I like to think of it as going to Disneyland.
When you go to Disneyland you have a ticket with your image attached to it. Disneyland might end up “blocking” you from entering the park if you’ve had one too many churros at Cars Land.
So what you can do, is dress up like your friend and use their ticket to get into the park.
This is how proxies work. Every computer, router, etc. all have IP addresses that websites can use to track who is accessing their website.
They can do things like an IP ban which means that you can’t access that website anymore if your IP has been blocked. Usually, this happens when you are trying to access the data too fast or access confidential information. Maybe you did it on purpose or maybe you didn’t. Sometimes you will get blocked just for trying to scrape data.
This is where proxies come in. A proxy essentially allows you to borrow someone else’s IP address and access the data through that IP. This makes it so you are able to access the data.
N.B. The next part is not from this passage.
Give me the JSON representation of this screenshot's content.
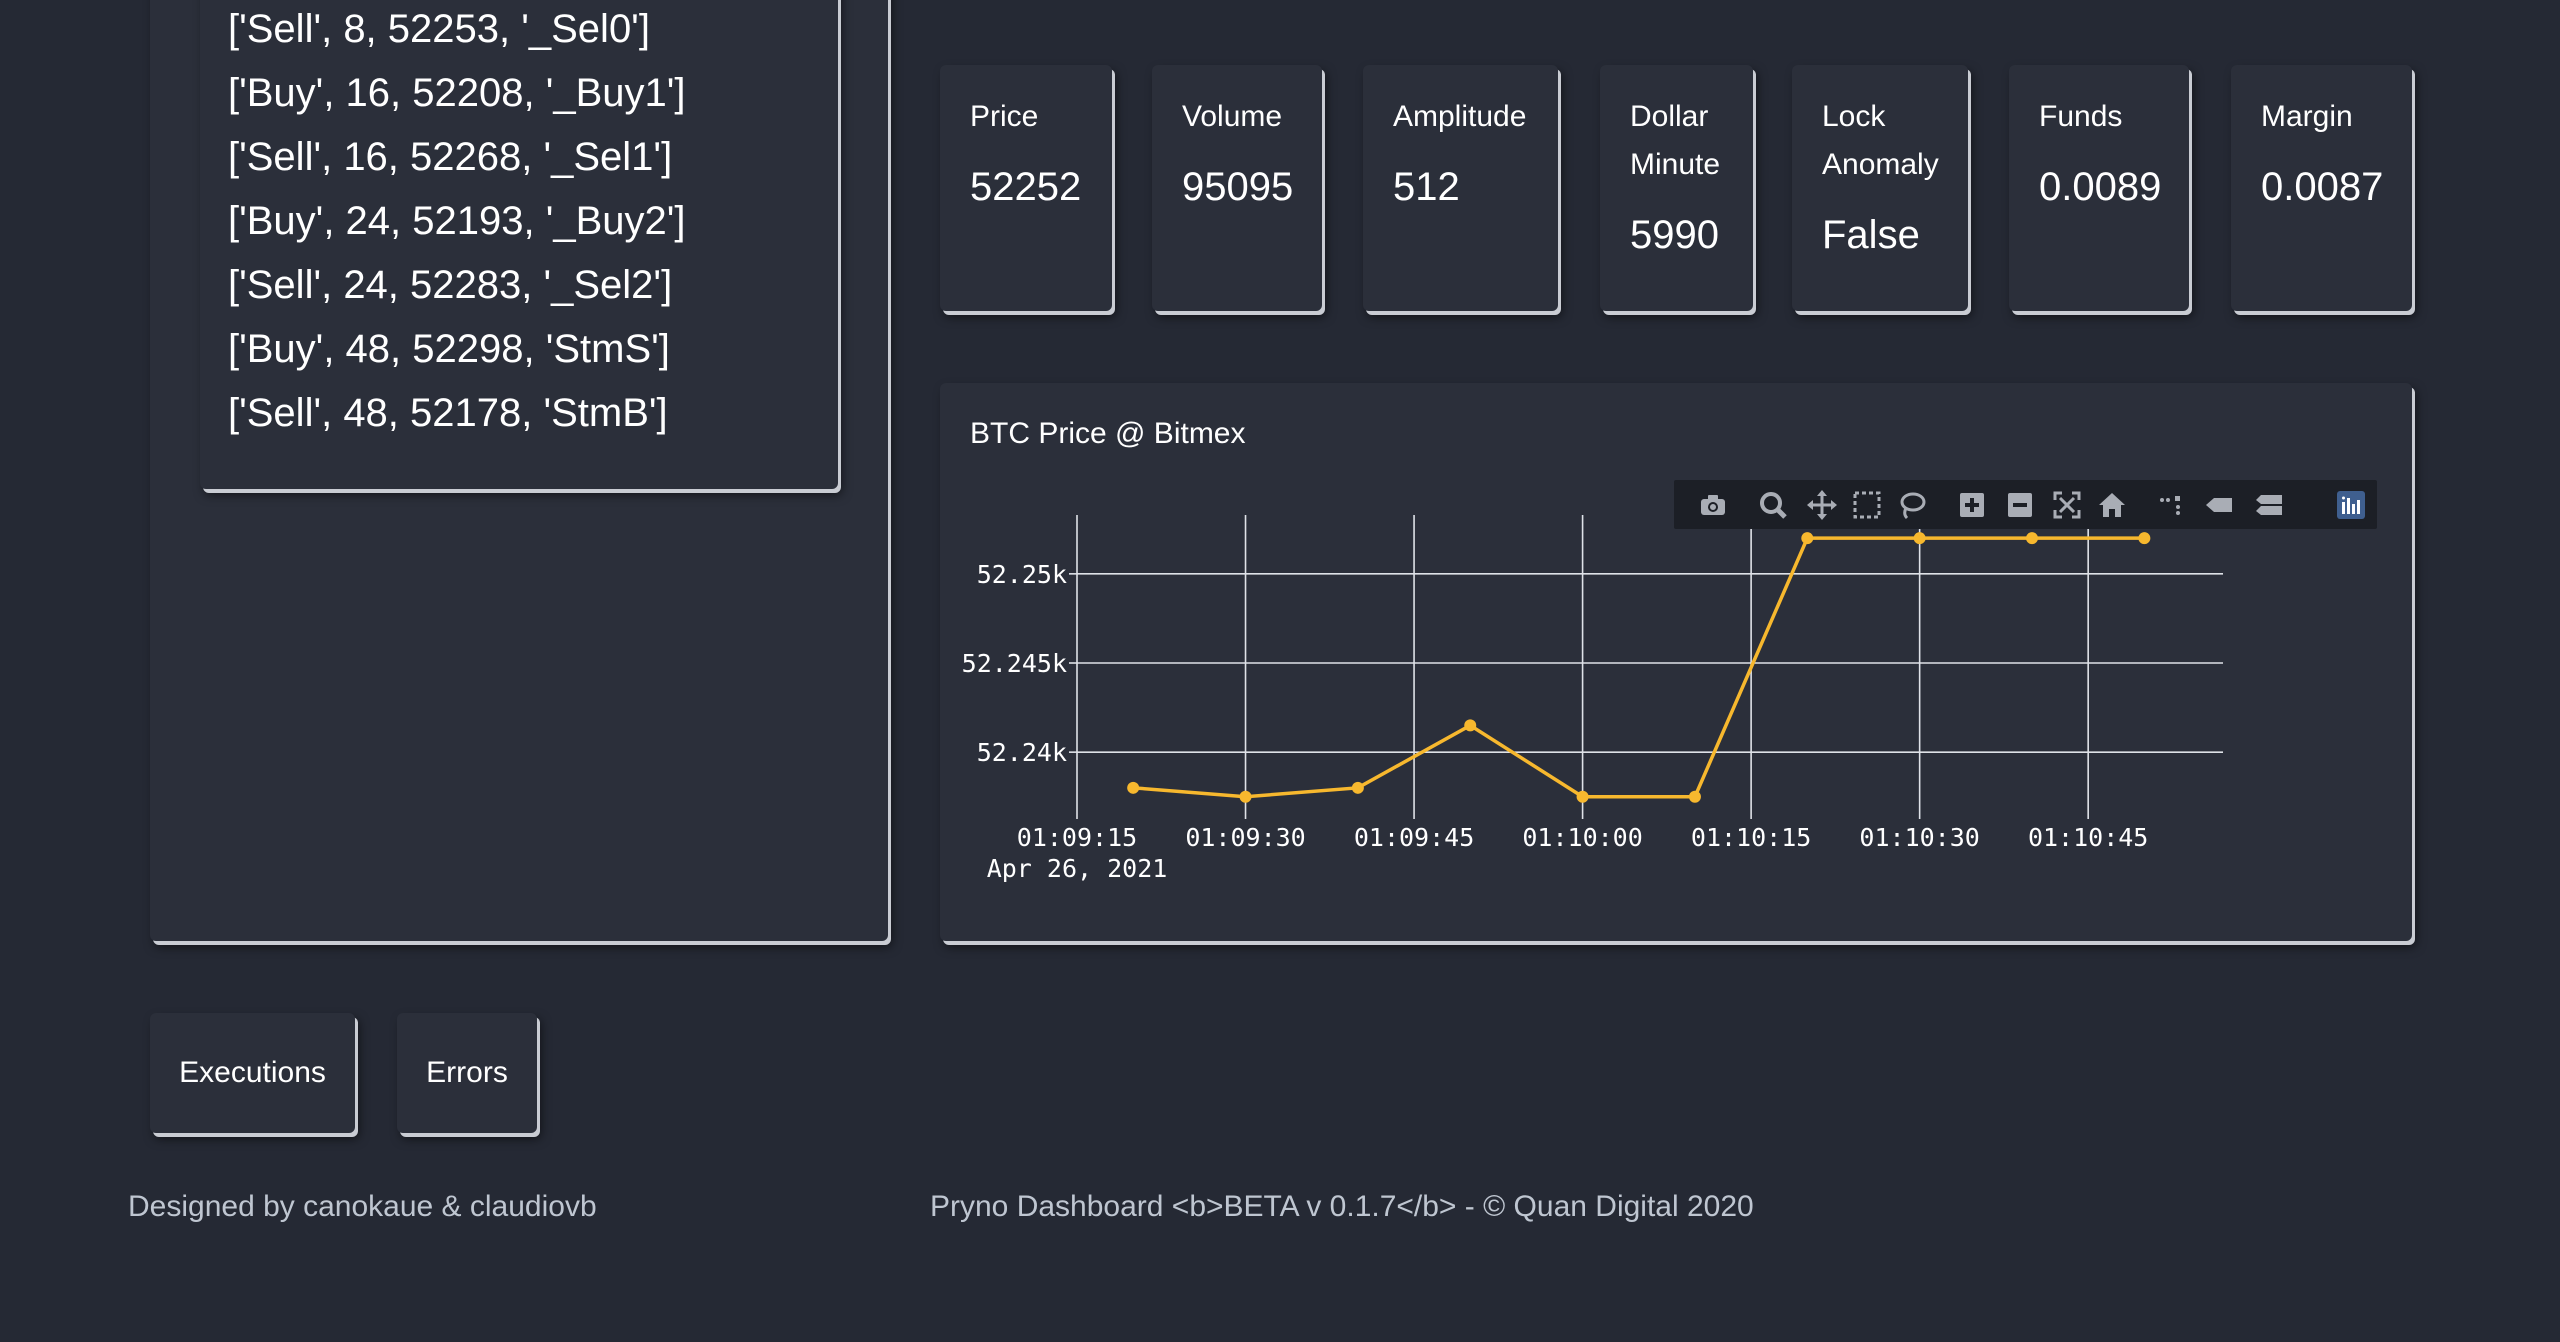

You can get a whole range of proxies from data center proxies which usually have low success rates since they get blocked pretty quickly, to residential proxies which usually have high success rates.
You can either buy specific proxies or use a service that buys them and rotates them for you. I prefer the latter, which can end up costing more but saves you a pretty big hassle of having to buy proxies and worry about when they get blocked or not.
Some of those services are
These services provide an easy-to-use API that allows you to essentially focus on writing code rather than building a big proxy network and having to manage that all the time.
That’s it for this article. These tricks are things that can help you advance your skill set as they have helped me do so.